Лингвистический империализм?
Яростные националисты и упрямые традиционалисты озабочены не только сокращением употребления французского языка, но и его порчей английскими словами. Если вслед за Полем Валери думать, что «мысль есть дитя, а не мать речи», то, конечно, есть о чем беспокоиться. Однако не следует путать причину и следствие. «Чистоту» языка, когда-то—да, то время прошло — бывшего языком международного общения господствующих классов в Европе XVII-XVIII веков, не портят англосаксонские слова: могущество Соединенных Штатов побуждает население стран, входящих в сферу влияния Америки, пристойно владеть языком доминирующей страны. Проблема не нова—каждый галл, желавший сделать карьеру, изучал латынь. И она не ограничивается рамками «свободного мира» — в советской сфере влияния залогом социального успеха является владение русским языком. Какими бы причинами ни вызывалось неиспользование шести десятков национальных языков или диалектов, признанных постсоветской Конституцией, конституцией федеративного с юридической точки зрения государства, — официальными, официозными или же скрытыми, — все эти языки, носители культурных кодов, исчезли*.

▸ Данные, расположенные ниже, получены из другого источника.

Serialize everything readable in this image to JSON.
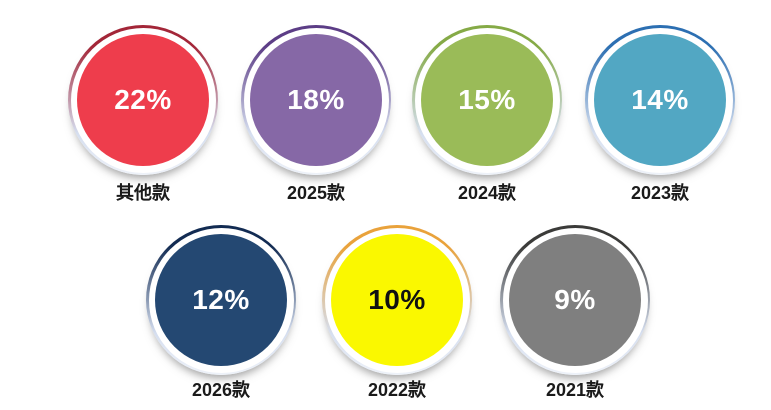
{
  "page": {
    "background": "#ffffff",
    "label_color": "#1a1a1a",
    "ring_fade_color": "#d5deef"
  },
  "chart_data": {
    "type": "bubble",
    "title": "",
    "xlabel": "",
    "ylabel": "",
    "unit": "%",
    "legend_position": "none",
    "grid": false,
    "categories": [
      "其他款",
      "2025款",
      "2024款",
      "2023款",
      "2026款",
      "2022款",
      "2021款"
    ],
    "values": [
      22,
      18,
      15,
      14,
      12,
      10,
      9
    ],
    "items": [
      {
        "label": "其他款",
        "value": 22,
        "value_text": "22%",
        "fill": "#ee3d4c",
        "arc": "#a32638",
        "text_color": "#ffffff",
        "row": 1
      },
      {
        "label": "2025款",
        "value": 18,
        "value_text": "18%",
        "fill": "#8668a6",
        "arc": "#5c3d86",
        "text_color": "#ffffff",
        "row": 1
      },
      {
        "label": "2024款",
        "value": 15,
        "value_text": "15%",
        "fill": "#9abb58",
        "arc": "#85aa46",
        "text_color": "#ffffff",
        "row": 1
      },
      {
        "label": "2023款",
        "value": 14,
        "value_text": "14%",
        "fill": "#52a7c3",
        "arc": "#2c6fb2",
        "text_color": "#ffffff",
        "row": 1
      },
      {
        "label": "2026款",
        "value": 12,
        "value_text": "12%",
        "fill": "#244872",
        "arc": "#122b52",
        "text_color": "#ffffff",
        "row": 2
      },
      {
        "label": "2022款",
        "value": 10,
        "value_text": "10%",
        "fill": "#faf800",
        "arc": "#e9a23b",
        "text_color": "#111111",
        "row": 2
      },
      {
        "label": "2021款",
        "value": 9,
        "value_text": "9%",
        "fill": "#7f7f7f",
        "arc": "#3b3b39",
        "text_color": "#ffffff",
        "row": 2
      }
    ]
  }
}
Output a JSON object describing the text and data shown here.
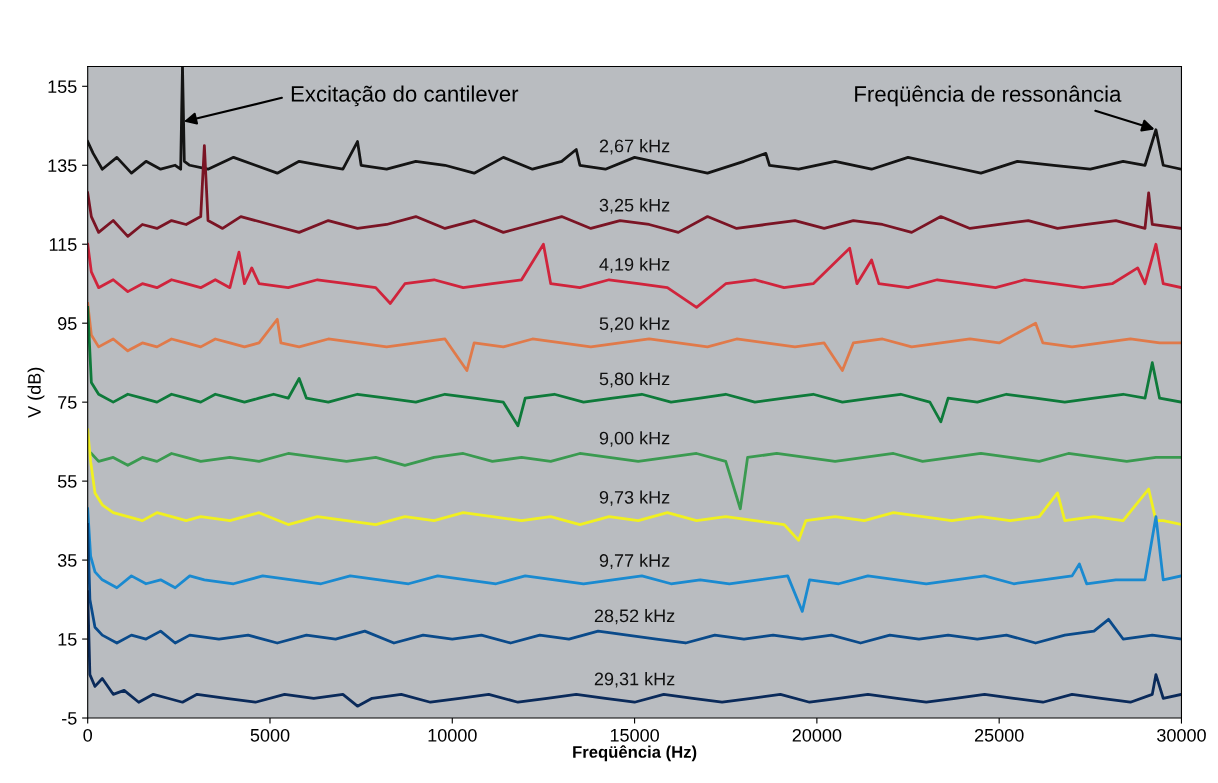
{
  "chart_data": {
    "type": "line",
    "xlabel": "Freqüência (Hz)",
    "ylabel": "V (dB)",
    "xlim": [
      0,
      30000
    ],
    "xticks": [
      0,
      5000,
      10000,
      15000,
      20000,
      25000,
      30000
    ],
    "ylim": [
      -5,
      160
    ],
    "yticks": [
      -5,
      15,
      35,
      55,
      75,
      95,
      115,
      135,
      155
    ],
    "grid": false,
    "legend": false,
    "marker": "none",
    "line_style": "solid",
    "annotations": [
      {
        "text": "Excitação do cantilever",
        "x": 2600,
        "y": 146
      },
      {
        "text": "Freqüência de ressonância",
        "x": 29300,
        "y": 144
      }
    ],
    "series": [
      {
        "name": "2,67 kHz",
        "color": "#141414",
        "x": [
          0,
          150,
          400,
          800,
          1200,
          1600,
          2000,
          2400,
          2550,
          2600,
          2650,
          2800,
          3300,
          4000,
          4600,
          5200,
          5800,
          6400,
          7000,
          7400,
          7500,
          8200,
          9000,
          9800,
          10600,
          11400,
          12200,
          13000,
          13400,
          13500,
          14200,
          15000,
          16000,
          17000,
          18000,
          18600,
          18700,
          19500,
          20500,
          21500,
          22500,
          23500,
          24500,
          25500,
          26500,
          27500,
          28400,
          29000,
          29300,
          29500,
          30000
        ],
        "values": [
          141,
          138,
          134,
          137,
          133,
          136,
          134,
          135,
          134,
          160,
          136,
          135,
          134,
          137,
          135,
          133,
          136,
          135,
          134,
          141,
          135,
          134,
          136,
          135,
          133,
          137,
          134,
          136,
          139,
          135,
          134,
          137,
          135,
          133,
          136,
          138,
          135,
          134,
          136,
          134,
          137,
          135,
          133,
          136,
          135,
          134,
          136,
          135,
          144,
          135,
          134
        ]
      },
      {
        "name": "3,25 kHz",
        "color": "#7a1424",
        "x": [
          0,
          100,
          300,
          700,
          1100,
          1500,
          1900,
          2300,
          2700,
          3100,
          3200,
          3300,
          3700,
          4200,
          5000,
          5800,
          6600,
          7400,
          8200,
          9000,
          9800,
          10600,
          11400,
          12200,
          13000,
          13800,
          14600,
          15400,
          16200,
          17000,
          17800,
          18600,
          19400,
          20200,
          21000,
          21800,
          22600,
          23400,
          24200,
          25000,
          25800,
          26600,
          27400,
          28200,
          29000,
          29100,
          29200,
          30000
        ],
        "values": [
          128,
          122,
          118,
          121,
          117,
          120,
          119,
          121,
          120,
          122,
          140,
          121,
          119,
          122,
          120,
          118,
          121,
          119,
          120,
          122,
          119,
          121,
          118,
          120,
          122,
          119,
          121,
          120,
          118,
          122,
          119,
          120,
          121,
          119,
          121,
          120,
          118,
          122,
          119,
          120,
          121,
          119,
          120,
          121,
          119,
          128,
          120,
          119
        ]
      },
      {
        "name": "4,19 kHz",
        "color": "#d0243c",
        "x": [
          0,
          100,
          300,
          700,
          1100,
          1500,
          1900,
          2300,
          2700,
          3100,
          3500,
          3900,
          4150,
          4300,
          4500,
          4700,
          5500,
          6300,
          7100,
          7900,
          8300,
          8700,
          9500,
          10300,
          11100,
          11900,
          12500,
          12700,
          13500,
          14300,
          15100,
          15900,
          16700,
          17500,
          18300,
          19100,
          19900,
          20900,
          21100,
          21500,
          21700,
          22500,
          23300,
          24100,
          24900,
          25700,
          26500,
          27300,
          28100,
          28800,
          29000,
          29300,
          29500,
          30000
        ],
        "values": [
          115,
          108,
          104,
          106,
          103,
          105,
          104,
          106,
          105,
          104,
          106,
          104,
          113,
          105,
          109,
          105,
          104,
          106,
          105,
          104,
          100,
          105,
          106,
          104,
          105,
          106,
          115,
          105,
          104,
          106,
          105,
          104,
          99,
          105,
          106,
          104,
          105,
          114,
          105,
          111,
          105,
          104,
          106,
          105,
          104,
          106,
          105,
          104,
          105,
          109,
          105,
          115,
          105,
          104
        ]
      },
      {
        "name": "5,20 kHz",
        "color": "#e07a4a",
        "x": [
          0,
          100,
          300,
          700,
          1100,
          1500,
          1900,
          2300,
          2700,
          3100,
          3500,
          3900,
          4300,
          4700,
          5200,
          5300,
          5800,
          6600,
          7400,
          8200,
          9000,
          9800,
          10400,
          10600,
          11400,
          12200,
          13000,
          13800,
          14600,
          15400,
          16200,
          17000,
          17800,
          18600,
          19400,
          20200,
          20700,
          21000,
          21800,
          22600,
          23400,
          24200,
          25000,
          26000,
          26200,
          27000,
          27800,
          28600,
          29400,
          30000
        ],
        "values": [
          100,
          92,
          89,
          91,
          88,
          90,
          89,
          91,
          90,
          89,
          91,
          90,
          89,
          90,
          96,
          90,
          89,
          91,
          90,
          89,
          90,
          91,
          83,
          90,
          89,
          91,
          90,
          89,
          90,
          91,
          90,
          89,
          91,
          90,
          89,
          90,
          83,
          90,
          91,
          89,
          90,
          91,
          90,
          95,
          90,
          89,
          90,
          91,
          90,
          90
        ]
      },
      {
        "name": "5,80 kHz",
        "color": "#0e7a3a",
        "x": [
          0,
          100,
          300,
          700,
          1100,
          1500,
          1900,
          2300,
          2700,
          3100,
          3500,
          3900,
          4300,
          4700,
          5100,
          5500,
          5800,
          6000,
          6600,
          7400,
          8200,
          9000,
          9800,
          10600,
          11400,
          11800,
          12000,
          12800,
          13600,
          14400,
          15200,
          16000,
          16800,
          17500,
          18300,
          19100,
          19900,
          20700,
          21500,
          22300,
          23100,
          23400,
          23600,
          24400,
          25200,
          26000,
          26800,
          27600,
          28400,
          29000,
          29200,
          29400,
          30000
        ],
        "values": [
          99,
          80,
          77,
          75,
          77,
          76,
          75,
          77,
          76,
          75,
          77,
          76,
          75,
          76,
          77,
          76,
          81,
          76,
          75,
          77,
          76,
          75,
          77,
          76,
          75,
          69,
          76,
          77,
          75,
          76,
          77,
          75,
          76,
          77,
          75,
          76,
          77,
          75,
          76,
          77,
          75,
          70,
          76,
          75,
          77,
          76,
          75,
          76,
          77,
          76,
          85,
          76,
          75
        ]
      },
      {
        "name": "9,00 kHz",
        "color": "#3a9a50",
        "x": [
          100,
          300,
          700,
          1100,
          1500,
          1900,
          2300,
          2700,
          3100,
          3900,
          4700,
          5500,
          6300,
          7100,
          7900,
          8700,
          9500,
          10300,
          11100,
          11900,
          12700,
          13500,
          14300,
          15100,
          15900,
          16700,
          17500,
          17900,
          18100,
          18900,
          19700,
          20500,
          21300,
          22100,
          22900,
          23700,
          24500,
          25300,
          26100,
          26900,
          27700,
          28500,
          29300,
          30000
        ],
        "values": [
          62,
          60,
          61,
          59,
          61,
          60,
          62,
          61,
          60,
          61,
          60,
          62,
          61,
          60,
          61,
          59,
          61,
          62,
          60,
          61,
          60,
          62,
          61,
          60,
          61,
          62,
          60,
          48,
          61,
          62,
          61,
          60,
          61,
          62,
          60,
          61,
          62,
          61,
          60,
          62,
          61,
          60,
          61,
          61
        ]
      },
      {
        "name": "9,73 kHz",
        "color": "#f0f020",
        "x": [
          0,
          80,
          200,
          400,
          700,
          1100,
          1500,
          1900,
          2300,
          2700,
          3100,
          3900,
          4700,
          5500,
          6300,
          7100,
          7900,
          8700,
          9500,
          10300,
          11100,
          11900,
          12700,
          13500,
          14300,
          15100,
          15900,
          16700,
          17500,
          18300,
          19100,
          19500,
          19700,
          20500,
          21300,
          22100,
          22900,
          23700,
          24500,
          25300,
          26100,
          26600,
          26800,
          27600,
          28400,
          29100,
          29300,
          29500,
          30000
        ],
        "values": [
          68,
          60,
          52,
          49,
          47,
          46,
          45,
          47,
          46,
          45,
          46,
          45,
          47,
          44,
          46,
          45,
          44,
          46,
          45,
          47,
          46,
          45,
          46,
          44,
          46,
          45,
          47,
          45,
          46,
          45,
          44,
          40,
          45,
          46,
          45,
          47,
          46,
          45,
          46,
          45,
          46,
          52,
          45,
          46,
          45,
          53,
          45,
          45,
          44
        ]
      },
      {
        "name": "9,77 kHz",
        "color": "#1a8ad0",
        "x": [
          0,
          80,
          200,
          400,
          800,
          1200,
          1600,
          2000,
          2400,
          2800,
          3200,
          4000,
          4800,
          5600,
          6400,
          7200,
          8000,
          8800,
          9600,
          10400,
          11200,
          12000,
          12800,
          13600,
          14400,
          15200,
          16000,
          16800,
          17600,
          18400,
          19200,
          19600,
          19800,
          20600,
          21400,
          22200,
          23000,
          23800,
          24600,
          25400,
          26200,
          27000,
          27200,
          27400,
          28200,
          29000,
          29300,
          29500,
          30000
        ],
        "values": [
          48,
          36,
          32,
          30,
          28,
          31,
          29,
          30,
          28,
          31,
          30,
          29,
          31,
          30,
          29,
          31,
          30,
          29,
          31,
          30,
          29,
          31,
          30,
          29,
          30,
          31,
          29,
          30,
          29,
          30,
          31,
          22,
          30,
          29,
          31,
          30,
          29,
          30,
          31,
          29,
          30,
          31,
          34,
          29,
          30,
          30,
          46,
          30,
          31
        ]
      },
      {
        "name": "28,52 kHz",
        "color": "#0a4a8a",
        "x": [
          0,
          60,
          200,
          400,
          800,
          1200,
          1600,
          2000,
          2400,
          2800,
          3600,
          4400,
          5200,
          6000,
          6800,
          7600,
          8400,
          9200,
          10000,
          10800,
          11600,
          12400,
          13200,
          14000,
          14800,
          15600,
          16400,
          17200,
          18000,
          18800,
          19600,
          20400,
          21200,
          22000,
          22800,
          23600,
          24400,
          25200,
          26000,
          26800,
          27600,
          28000,
          28400,
          29200,
          30000
        ],
        "values": [
          44,
          25,
          18,
          16,
          14,
          16,
          15,
          17,
          14,
          16,
          15,
          16,
          14,
          16,
          15,
          17,
          14,
          16,
          15,
          16,
          14,
          16,
          15,
          17,
          16,
          15,
          14,
          16,
          15,
          16,
          15,
          16,
          14,
          16,
          15,
          16,
          15,
          16,
          14,
          16,
          17,
          20,
          15,
          16,
          15
        ]
      },
      {
        "name": "29,31 kHz",
        "color": "#0a2a5a",
        "x": [
          0,
          60,
          200,
          400,
          700,
          1000,
          1400,
          1800,
          2200,
          2600,
          3000,
          3800,
          4600,
          5400,
          6200,
          7000,
          7400,
          7800,
          8600,
          9400,
          10200,
          11000,
          11800,
          12600,
          13400,
          14200,
          15000,
          15800,
          16600,
          17400,
          18200,
          19000,
          19800,
          20600,
          21400,
          22200,
          23000,
          23800,
          24600,
          25400,
          26200,
          27000,
          27800,
          28600,
          29200,
          29300,
          29500,
          30000
        ],
        "values": [
          27,
          6,
          3,
          5,
          1,
          2,
          -1,
          1,
          0,
          -1,
          1,
          0,
          -1,
          1,
          0,
          1,
          -2,
          0,
          1,
          -1,
          0,
          1,
          -1,
          0,
          1,
          0,
          -1,
          1,
          0,
          -1,
          0,
          1,
          -1,
          0,
          1,
          0,
          -1,
          0,
          1,
          0,
          -1,
          1,
          0,
          -1,
          1,
          6,
          0,
          1
        ]
      }
    ]
  }
}
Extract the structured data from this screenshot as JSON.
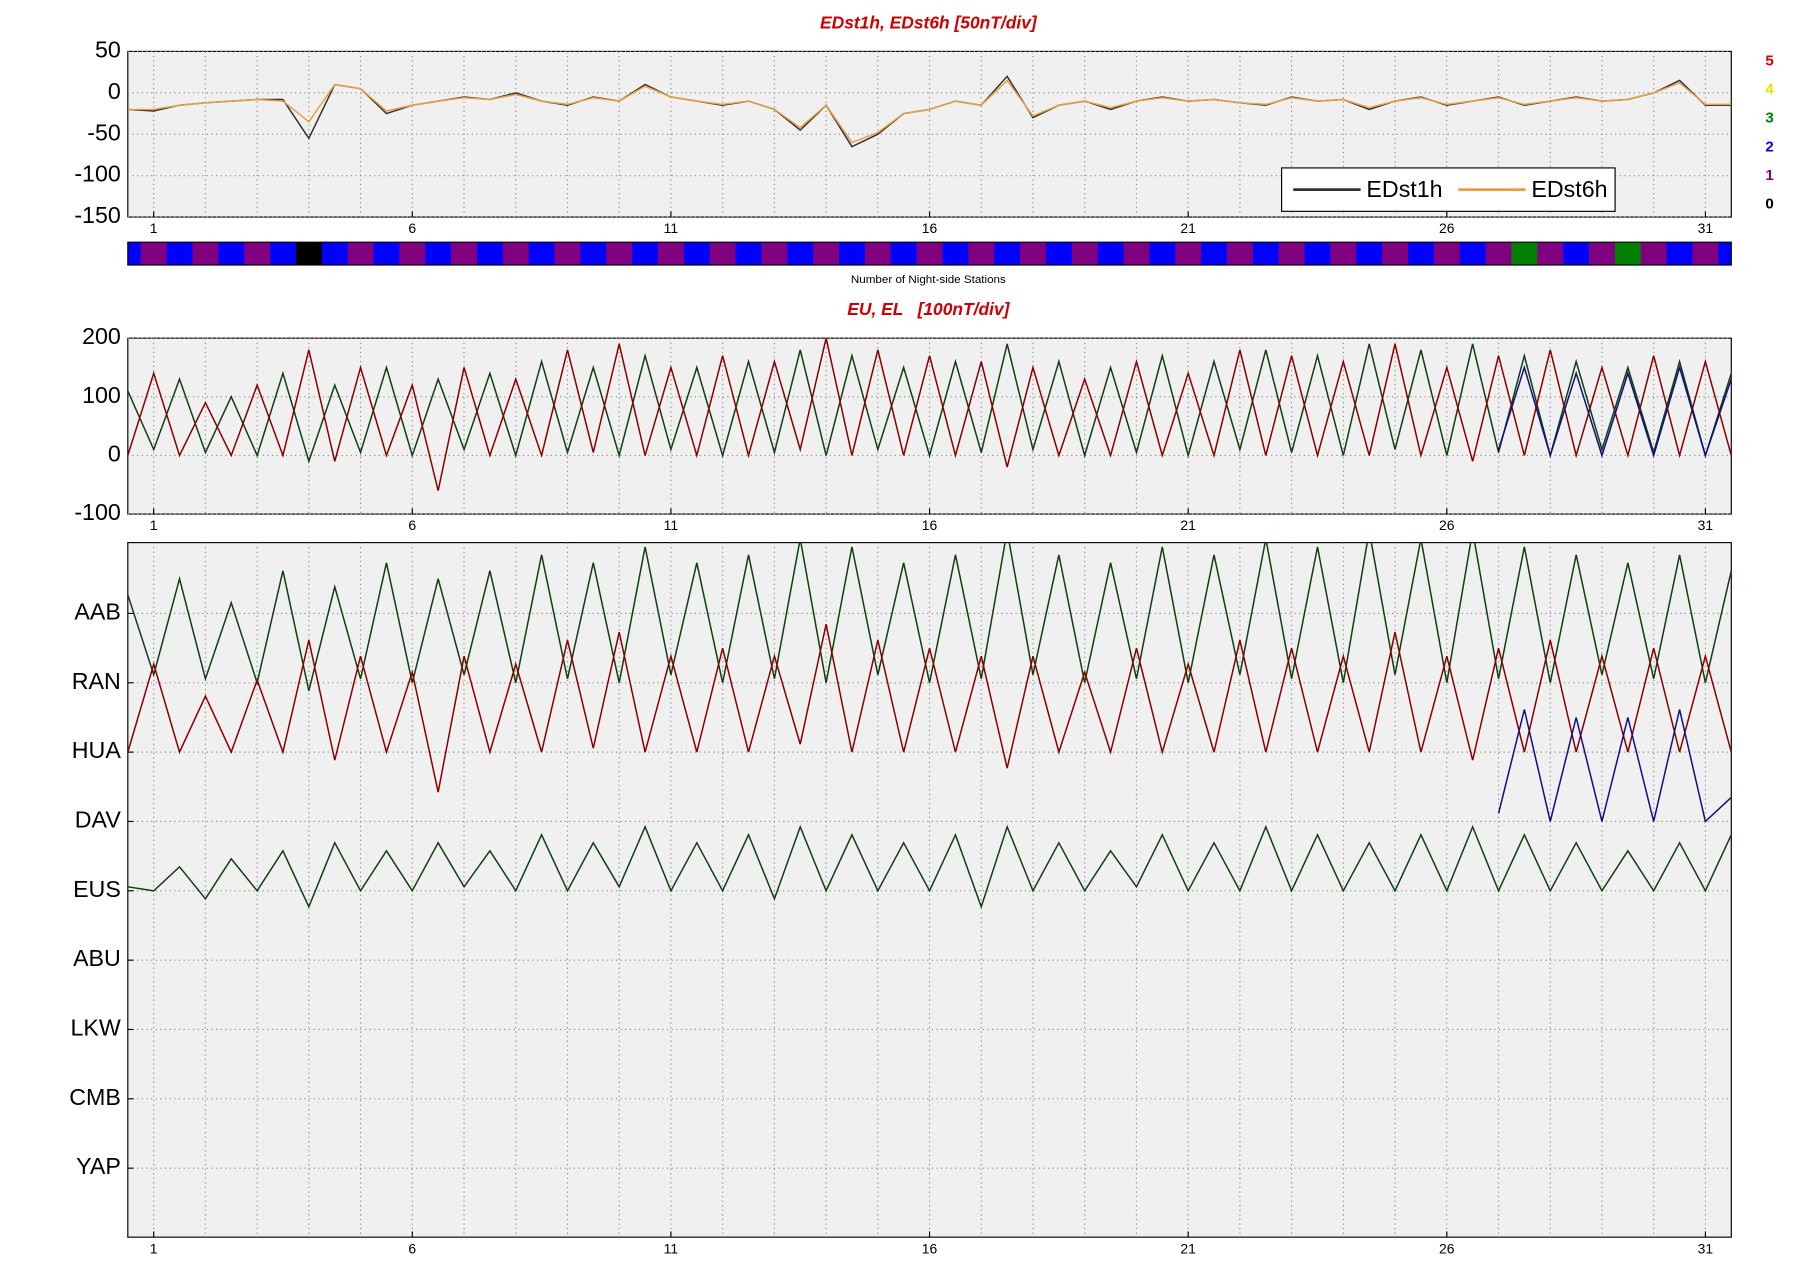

* В Конституции РФ нет перечисления языков и диалектов. Статья 68 гарантирует республикам в составе РФ право устанавливать государственные языки.—Примеч. ред.
Вот что может успокоить французов. В Нидерландах использование английского языка столь масштабно, что американские телесериалы идут без перевода и без субтитров. Тем не менее нельзя утверждать, что эта страна потеряла национальную самобытность,— не более, чем Норвегия, Швеция или Дания, где английский изучается с первого класса. Знание английского— или американского—стало необходимым. Истории было угодно, чтобы американская империя наследовала британской. Английский, язык морских и воздушных путешествий, космических полетов, одержал победу там, где эсперанто потерпел крах. Однако когда он используется в своем обедненном виде, только чтобы объясниться, он не несет в себе культуры. В этом смысле он инструментален и не оказывает влияния на частную жизнь французов (за исключением изредка встречающихся билингвов), в которой продолжает использоваться французский язык. Французская лексика обогащается новыми словами, что свидетельствует о жизнеспособности языка и его способности противостоять американизации. В Грузии продолжают говорить по-грузински, а в западных Пиренеях—по-баскски. «Франглэ», или «франгламерикен», не касается частной жизни французов в том смысле, какой мы вкладываем в это понятие. Дело обстояло бы по-другому, если бы американское влияние вышло за пределы лексического состава языка и затронуло бы синтаксис, то есть язык в соссюровском понимании*. Коротко говоря, речь идет о словах, а не о языке. Можно не беспокоиться.